Versuche der Firma mit „smarten“ Waffen, die nur in der Hand des rechtmäßigen Eigentümers funktionieren, scheiterten. Solche Waffen werden von US-Politikern gefordert, werden aber von den Käufern bislang weitgehend ignoriert. 2002 ging es Colt so schlecht, dass schonmal über eine Insolvenz spekuliert wurde.

Colt muss schlanker werden

Dass Colt Insolvenz anmeldet hat, bedeutet nicht zwangsläufig, dass das Unternehmen mit rund 670 Mitarbeitern vom Markt verschwindet. Es geht wohl um eine Planinsolvenz nach Kapital 11 im US-Insolvenzgesetz, das Unternehmen dabei hilft, Ansprüche von Gläubigern abzuschütteln.

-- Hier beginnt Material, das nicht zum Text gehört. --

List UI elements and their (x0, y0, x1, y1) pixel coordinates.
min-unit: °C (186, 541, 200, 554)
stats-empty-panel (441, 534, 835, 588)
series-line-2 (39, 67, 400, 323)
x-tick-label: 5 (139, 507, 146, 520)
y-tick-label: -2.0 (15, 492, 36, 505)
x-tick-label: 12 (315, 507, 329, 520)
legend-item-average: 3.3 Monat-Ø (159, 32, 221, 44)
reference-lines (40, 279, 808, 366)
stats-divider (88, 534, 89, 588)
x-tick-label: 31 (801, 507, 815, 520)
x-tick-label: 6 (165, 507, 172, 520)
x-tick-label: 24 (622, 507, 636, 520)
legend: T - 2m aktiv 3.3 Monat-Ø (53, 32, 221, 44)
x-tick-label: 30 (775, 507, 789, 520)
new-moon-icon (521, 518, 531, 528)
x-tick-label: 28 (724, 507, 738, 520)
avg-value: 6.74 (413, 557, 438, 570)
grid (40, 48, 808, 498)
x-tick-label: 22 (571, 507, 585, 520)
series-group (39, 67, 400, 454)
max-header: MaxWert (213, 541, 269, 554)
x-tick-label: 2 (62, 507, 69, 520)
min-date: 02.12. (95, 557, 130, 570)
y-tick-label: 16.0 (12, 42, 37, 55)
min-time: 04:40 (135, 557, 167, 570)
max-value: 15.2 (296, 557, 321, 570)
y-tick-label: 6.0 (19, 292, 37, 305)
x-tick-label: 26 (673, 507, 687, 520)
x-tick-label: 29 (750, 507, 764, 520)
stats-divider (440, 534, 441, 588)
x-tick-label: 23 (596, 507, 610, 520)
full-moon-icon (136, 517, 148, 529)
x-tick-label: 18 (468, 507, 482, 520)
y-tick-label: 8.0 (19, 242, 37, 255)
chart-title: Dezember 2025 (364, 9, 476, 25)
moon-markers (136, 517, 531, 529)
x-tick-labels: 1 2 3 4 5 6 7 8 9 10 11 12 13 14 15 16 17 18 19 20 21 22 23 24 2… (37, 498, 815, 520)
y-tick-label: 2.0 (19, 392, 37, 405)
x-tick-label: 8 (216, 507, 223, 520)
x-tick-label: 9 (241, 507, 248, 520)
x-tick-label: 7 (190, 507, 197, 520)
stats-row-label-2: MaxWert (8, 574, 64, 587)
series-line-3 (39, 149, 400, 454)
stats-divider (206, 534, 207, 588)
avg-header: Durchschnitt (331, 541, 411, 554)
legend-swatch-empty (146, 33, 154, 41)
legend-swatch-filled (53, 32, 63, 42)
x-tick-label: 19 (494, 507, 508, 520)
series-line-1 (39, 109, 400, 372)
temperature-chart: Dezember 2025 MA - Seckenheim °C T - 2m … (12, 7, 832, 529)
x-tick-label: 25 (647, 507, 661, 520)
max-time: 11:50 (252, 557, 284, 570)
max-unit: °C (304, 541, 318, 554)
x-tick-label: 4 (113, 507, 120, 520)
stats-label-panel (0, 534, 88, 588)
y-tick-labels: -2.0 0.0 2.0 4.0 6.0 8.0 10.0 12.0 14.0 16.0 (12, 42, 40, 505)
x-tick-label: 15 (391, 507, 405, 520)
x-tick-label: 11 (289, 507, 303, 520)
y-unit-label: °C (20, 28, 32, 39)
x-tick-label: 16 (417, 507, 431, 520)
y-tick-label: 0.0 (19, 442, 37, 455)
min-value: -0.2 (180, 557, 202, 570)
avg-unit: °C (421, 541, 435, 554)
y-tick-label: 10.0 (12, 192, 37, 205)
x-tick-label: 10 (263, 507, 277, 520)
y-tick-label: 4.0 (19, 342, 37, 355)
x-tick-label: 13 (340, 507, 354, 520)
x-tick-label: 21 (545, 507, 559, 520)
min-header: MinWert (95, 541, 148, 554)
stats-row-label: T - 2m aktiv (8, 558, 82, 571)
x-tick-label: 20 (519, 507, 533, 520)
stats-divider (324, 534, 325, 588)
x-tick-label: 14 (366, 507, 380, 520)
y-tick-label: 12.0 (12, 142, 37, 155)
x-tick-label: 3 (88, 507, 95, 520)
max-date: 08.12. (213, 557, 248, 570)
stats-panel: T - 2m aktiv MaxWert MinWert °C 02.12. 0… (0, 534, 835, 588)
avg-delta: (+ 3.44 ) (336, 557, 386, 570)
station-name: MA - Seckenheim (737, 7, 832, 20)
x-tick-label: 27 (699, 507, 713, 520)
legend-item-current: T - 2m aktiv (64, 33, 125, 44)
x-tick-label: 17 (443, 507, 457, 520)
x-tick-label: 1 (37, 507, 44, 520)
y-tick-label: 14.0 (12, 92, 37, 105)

Unternehmen können sich in der Planinsolvenz verschlanken, neu ausrichten und dann gestärkt an den Markt zurückkehren. Erfolgsbeispiele kommen aus der Auto-Industrie: Die Autobauer General Motors und Chrysler haben nach der Finanzkrise erfolgreich von diesem Verfahren Gebrauch gemacht.

Colt ist mit seiner bekannten Marke nach Einschätzung von amerikanischen Waffenmarktexperten trotz der finanziellen Probleme zu wertvoll, um das Unternehmen einfach abzuwickeln.

Wahrscheinlich ist eine Sanierung in Eigenregie oder ein Verkauf an Wettbewerber, die in den vergangenen Jahren mehr Glück hatten: Der österreichische Hersteller Glock etwa, das italienische Unternehmen Beretta, der US-Marktführer für Handfeuerwaffen Smith & Wesson oder die deutsche Heckler & Koch-Gruppe.

SIG Sauer, ein deutscher Hersteller bekannter Pistolenmodelle, kommt dagegen als Käufer wohl nicht in Frage. Die Firma hat ähnliche Probleme wie Colt.